Almost. Because, really, how much of this wonderful world do we each need or want or deserve to see before becoming willing to alter our lives for its survival? Does recycling every week or owning a Prius or joining a CSA or only shopping at thrift stores and Patagonia mean that you “earn” the carbon points to flit off to Paris?

Of course not. Life doesn’t work like that. These are not simple trades and numerical balances. We live in pulsing ecosystems and webs, not algebraic equations or score cards. All I ask is that we begin to think before we act, to believe that the benefit of what we do—in all things, not just airports—is worth the cost. That we do not act casually and callously, that we stop the dangerous cultural habit of being inured to wonder.
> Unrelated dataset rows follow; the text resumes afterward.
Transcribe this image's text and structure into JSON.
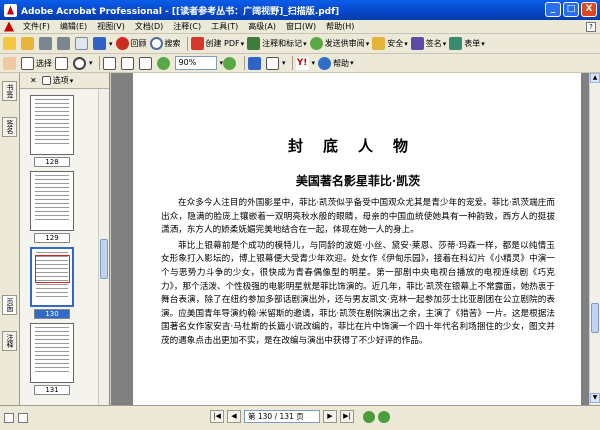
{
  "window": {
    "title": "Adobe Acrobat Professional - [[读者参考丛书：广阔视野]_扫描版.pdf]",
    "buttons": [
      "_",
      "□",
      "X"
    ]
  },
  "menu": [
    "文件(F)",
    "编辑(E)",
    "视图(V)",
    "文档(D)",
    "注释(C)",
    "工具(T)",
    "高级(A)",
    "窗口(W)",
    "帮助(H)"
  ],
  "toolbar1": {
    "stop_label": "回顾",
    "search_label": "搜索",
    "create_pdf_label": "创建 PDF",
    "comment_label": "注释和标记",
    "send_review_label": "发送供审阅",
    "security_label": "安全",
    "sign_label": "签名",
    "forms_label": "表单"
  },
  "toolbar2": {
    "select_label": "选择",
    "zoom_value": "90%",
    "help_label": "帮助",
    "yahoo_label": "Y!"
  },
  "nav_tabs": [
    "书签",
    "签名",
    "页面",
    "注释"
  ],
  "thumbnails": {
    "header_label": "选项",
    "pages": [
      {
        "label": "128",
        "selected": false
      },
      {
        "label": "129",
        "selected": false
      },
      {
        "label": "130",
        "selected": true
      },
      {
        "label": "131",
        "selected": false
      }
    ]
  },
  "document": {
    "heading": "封底人物",
    "subheading": "美国著名影星菲比·凯茨",
    "paragraphs": [
      "在众多今人注目的外国影星中，菲比·凯茨似乎备受中国观众尤其是青少年的宠爱。菲比·凯茨端庄而出众，隐满的脸庞上镶嵌着一双明亮秋水般的眼睛，母亲的中国血统使她具有一种韵致，西方人的挺拔潇洒，东方人的娇柔妩媚完美地结合在一起，体现在她一人的身上。",
      "菲比上银幕前是个成功的模特儿，与同龄的波姬·小丝、黛安·莱恩、莎蒂·玛森一样，都是以纯情玉女形象打入影坛的，博上银幕便大受青少年欢迎。处女作《伊甸乐园》，接着在科幻片《小精灵》中演一个与恶势力斗争的少女，很快成为青春偶像型的明星。第一部剧中央电视台播放的电视连续剧《巧克力》，那个活泼、个性极强的电影明星就是菲比饰演的。近几年，菲比·凯茨在银幕上不常露面，她热衷于舞台表演，除了在纽约参加多部话剧演出外，还与男友凯文·克林一起参加莎士比亚剧团在公立剧院的表演。应美国青年导演约翰·米留斯的邀请，菲比·凯茨在剧院演出之余，主演了《猎苦》一片。这是根据法国著名女作家安吉·马杜斯的长篇小说改编的，菲比在片中饰演一个四十年代名利场捆住的少女，图文并茂的遇象点击出更加不实，是在改编与演出中获得了不少好评的作品。"
    ]
  },
  "statusbar": {
    "page_field": "第 130 / 131 页",
    "first": "|◀",
    "prev": "◀",
    "next": "▶",
    "last": "▶|"
  },
  "colors": {
    "title_bar": "#0846c9",
    "selection": "#3169c6",
    "chrome": "#ece9d8"
  }
}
That we slow down and make choices, rather than be carried on the air currents as if we had no agency in the matter.

And I don’t have an answer or a firm line that I hold. I may fly to Montana to see my friends, I’ll certainly fly to visit my faraway sister at some point, and there are beautiful places I would love to be in, to touch and smell and be alive in. Here is what it comes down to, for me: Fossil fuel is—basically—pressurized, refined extractions of previous life on this planet. It is absolutely crazy to think that we’re all driving and flying around on the carbonic memories of dinosaurs and primordial slime.

But we are. And that is entirely mind-boggling, and more than a little sacred. 
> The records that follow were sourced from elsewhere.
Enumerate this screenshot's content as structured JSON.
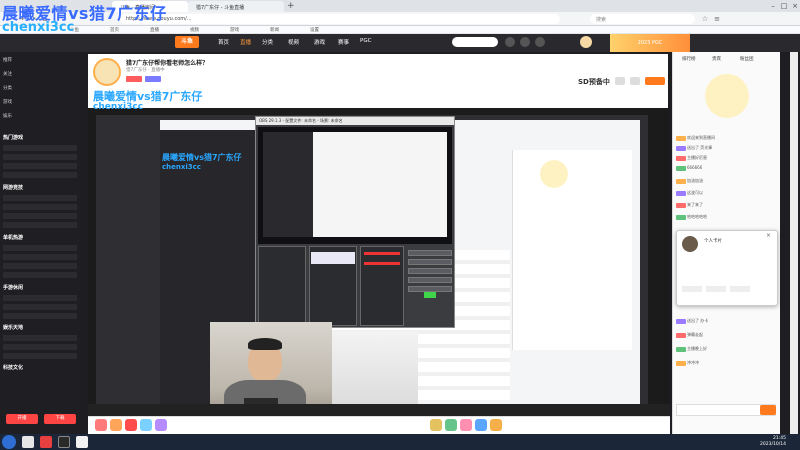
{
  "overlay": {
    "line1": "晨曦爱情vs猎7广东仔",
    "line2": "chenxi3cc",
    "line3": "晨曦爱情vs猎7广东仔",
    "line4": "chenxi3cc",
    "line5": "晨曦爱情vs猎7广东仔",
    "line6": "chenxi3cc"
  },
  "browser": {
    "tab1": "斗鱼 - 直播房间",
    "tab2": "猎7广东仔 - 斗鱼直播",
    "new_tab": "+",
    "url": "https://www.douyu.com/...",
    "search_placeholder": "搜索",
    "bookmarks": [
      "斗鱼",
      "首页",
      "直播",
      "视频",
      "游戏",
      "新闻",
      "设置"
    ]
  },
  "header": {
    "logo": "斗鱼",
    "nav": [
      "首页",
      "直播",
      "分类",
      "视频",
      "游戏",
      "赛事",
      "PGC"
    ],
    "banner": "2023 PGC"
  },
  "sidebar": {
    "items": [
      "推荐",
      "关注",
      "分类",
      "游戏",
      "娱乐",
      "赛事"
    ],
    "sections": [
      "热门游戏",
      "网游竞技",
      "单机热游",
      "手游休闲",
      "娱乐天地",
      "科技文化"
    ],
    "buttons": [
      "开播",
      "下载"
    ]
  },
  "stream": {
    "title": "猎7广东仔帮你看老师怎么样？",
    "subtitle": "猎7广东仔 · 直播中",
    "sd_label": "SD预备中"
  },
  "obs": {
    "title": "OBS 29.1.3 - 配置文件: 未命名 - 场景: 未命名"
  },
  "chat": {
    "tabs": [
      "排行榜",
      "贵宾",
      "粉丝团"
    ],
    "lines": [
      "欢迎来到直播间",
      "送出了 荧光棒",
      "主播好厉害",
      "666666",
      "加油加油",
      "这波可以",
      "来了来了",
      "哈哈哈哈哈",
      "送出了 办卡",
      "弹幕走起",
      "主播晚上好",
      "冲冲冲"
    ],
    "popup_title": "个人卡片"
  },
  "taskbar": {
    "clock_time": "21:45",
    "clock_date": "2023/10/14"
  },
  "colors": {
    "accent": "#ff7a1c",
    "overlay_blue": "#2aa7ff",
    "dark_bg": "#1f1f23"
  }
}
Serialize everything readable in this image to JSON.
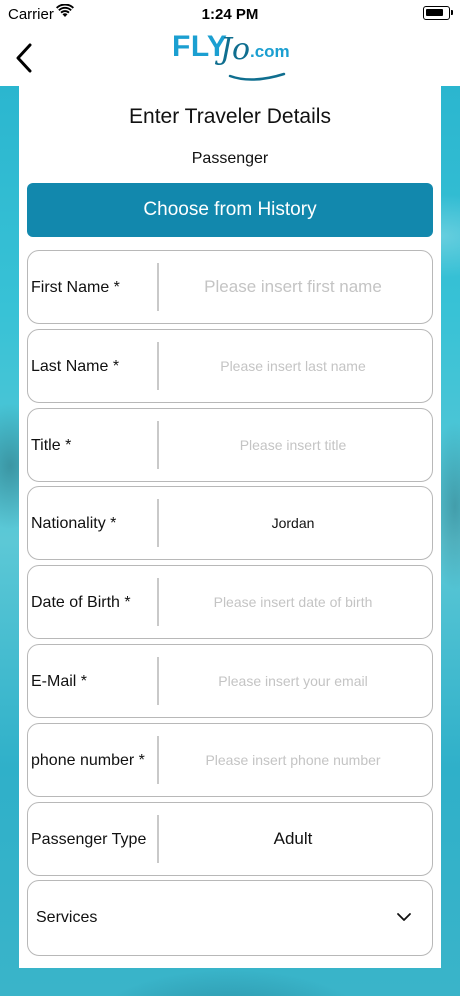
{
  "status_bar": {
    "carrier": "Carrier",
    "time": "1:24 PM"
  },
  "nav": {
    "logo_fly": "FLY",
    "logo_jo": "Jo",
    "logo_com": ".com",
    "back_icon": "chevron-left-icon"
  },
  "page": {
    "title": "Enter Traveler Details",
    "section": "Passenger",
    "history_button": "Choose from History"
  },
  "form": {
    "first_name": {
      "label": "First Name *",
      "placeholder": "Please insert first name",
      "value": ""
    },
    "last_name": {
      "label": "Last Name *",
      "placeholder": "Please insert last name",
      "value": ""
    },
    "title": {
      "label": "Title *",
      "placeholder": "Please insert title",
      "value": ""
    },
    "nationality": {
      "label": "Nationality *",
      "placeholder": "",
      "value": "Jordan"
    },
    "dob": {
      "label": "Date of Birth *",
      "placeholder": "Please insert date of birth",
      "value": ""
    },
    "email": {
      "label": "E-Mail *",
      "placeholder": "Please insert your email",
      "value": ""
    },
    "phone": {
      "label": "phone number *",
      "placeholder": "Please insert phone number",
      "value": ""
    },
    "passenger_type": {
      "label": "Passenger Type",
      "placeholder": "",
      "value": "Adult"
    },
    "services": {
      "label": "Services"
    }
  },
  "colors": {
    "accent": "#1288ad",
    "logo_blue": "#1b9fd1",
    "background_teal": "#2bb6cf"
  }
}
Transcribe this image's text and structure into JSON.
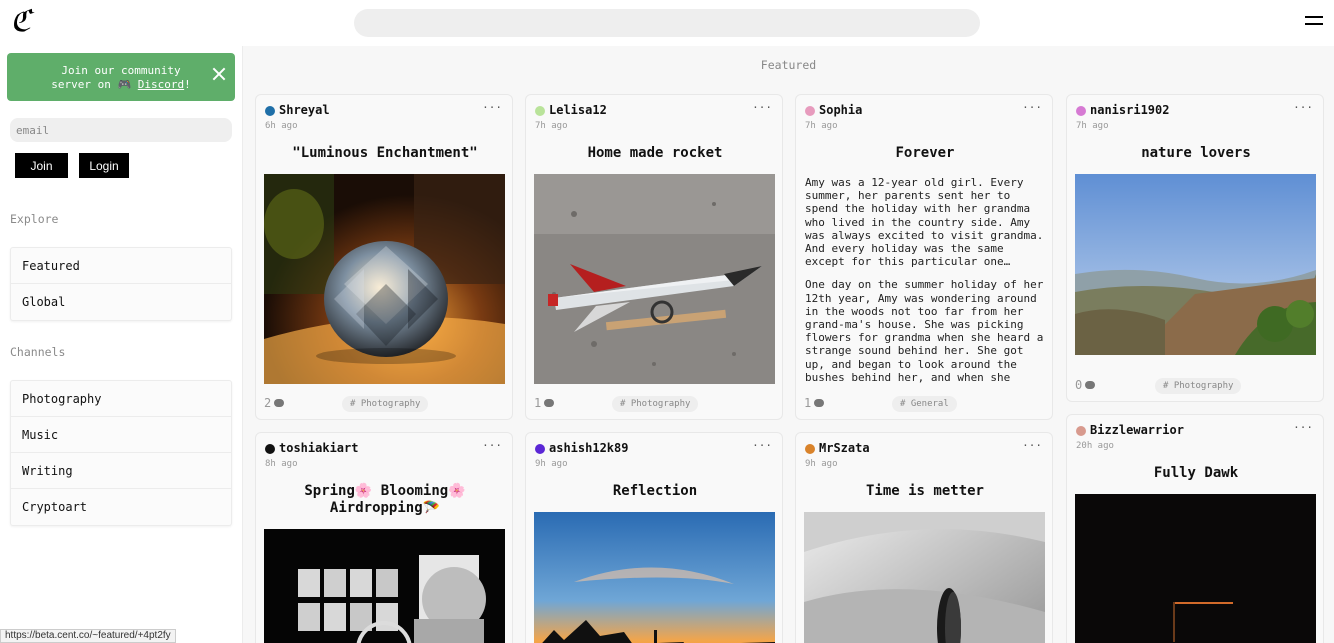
{
  "header": {
    "logo": "ℭ",
    "search_placeholder": ""
  },
  "sidebar": {
    "discord_banner": {
      "line1": "Join our community",
      "line2_prefix": "server on 🎮 ",
      "link": "Discord",
      "line2_suffix": "!"
    },
    "email_placeholder": "email",
    "join_label": "Join",
    "login_label": "Login",
    "explore_label": "Explore",
    "explore_items": [
      "Featured",
      "Global"
    ],
    "channels_label": "Channels",
    "channel_items": [
      "Photography",
      "Music",
      "Writing",
      "Cryptoart"
    ]
  },
  "main": {
    "heading": "Featured",
    "cards": [
      {
        "user": "Shreyal",
        "time": "6h ago",
        "title": "\"Luminous Enchantment\"",
        "count": "2",
        "tag": "# Photography",
        "dot_color": "#1f6fa8"
      },
      {
        "user": "Lelisa12",
        "time": "7h ago",
        "title": "Home made rocket",
        "count": "1",
        "tag": "# Photography",
        "dot_color": "#b9e39a"
      },
      {
        "user": "Sophia",
        "time": "7h ago",
        "title": "Forever",
        "count": "1",
        "tag": "# General",
        "dot_color": "#e79bbd",
        "p1": "Amy was a 12-year old girl. Every summer, her parents sent her to spend the holiday with her grandma who lived in the country side. Amy was always excited to visit grandma. And every holiday was the same except for this particular one…",
        "p2": "One day on the summer holiday of her 12th year, Amy was wondering around in the woods not too far from her grand-ma's house. She was picking flowers for grandma when she heard a strange sound behind her. She got up, and began to look around the bushes behind her, and when she looked up,"
      },
      {
        "user": "nanisri1902",
        "time": "7h ago",
        "title": "nature lovers",
        "count": "0",
        "tag": "# Photography",
        "dot_color": "#d67ad3"
      },
      {
        "user": "toshiakiart",
        "time": "8h ago",
        "title": "Spring🌸 Blooming🌸 Airdropping🪂",
        "dot_color": "#111111"
      },
      {
        "user": "ashish12k89",
        "time": "9h ago",
        "title": "Reflection",
        "dot_color": "#5b27d6"
      },
      {
        "user": "MrSzata",
        "time": "9h ago",
        "title": "Time is metter",
        "dot_color": "#d9832b"
      },
      {
        "user": "Bizzlewarrior",
        "time": "20h ago",
        "title": "Fully Dawk",
        "dot_color": "#d89a8e"
      }
    ]
  },
  "status_url": "https://beta.cent.co/~featured/+4pt2fy"
}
If I believe that what I am doing in a car, in an airplane, unwrapping a plastic package, is somehow respectful of and furthering the legacy of these lives that have gone before, then I’m okay with it all. It is an imperfect solution, and I am not in anyway consistently pleased with my own abilities to follow through with this ideal. Being aware and hopeful though, this is  the only start I know how to make.

(And I’m not a total Greench. I support people who can and choose to, respectfully and humbly, get on airplanes flying to their loved ones for the winter holidays. It is cold and it is dark and we hunger to be around people we love and who love us. I think that dinosaurs would be okay with some seasonal migrations for love.)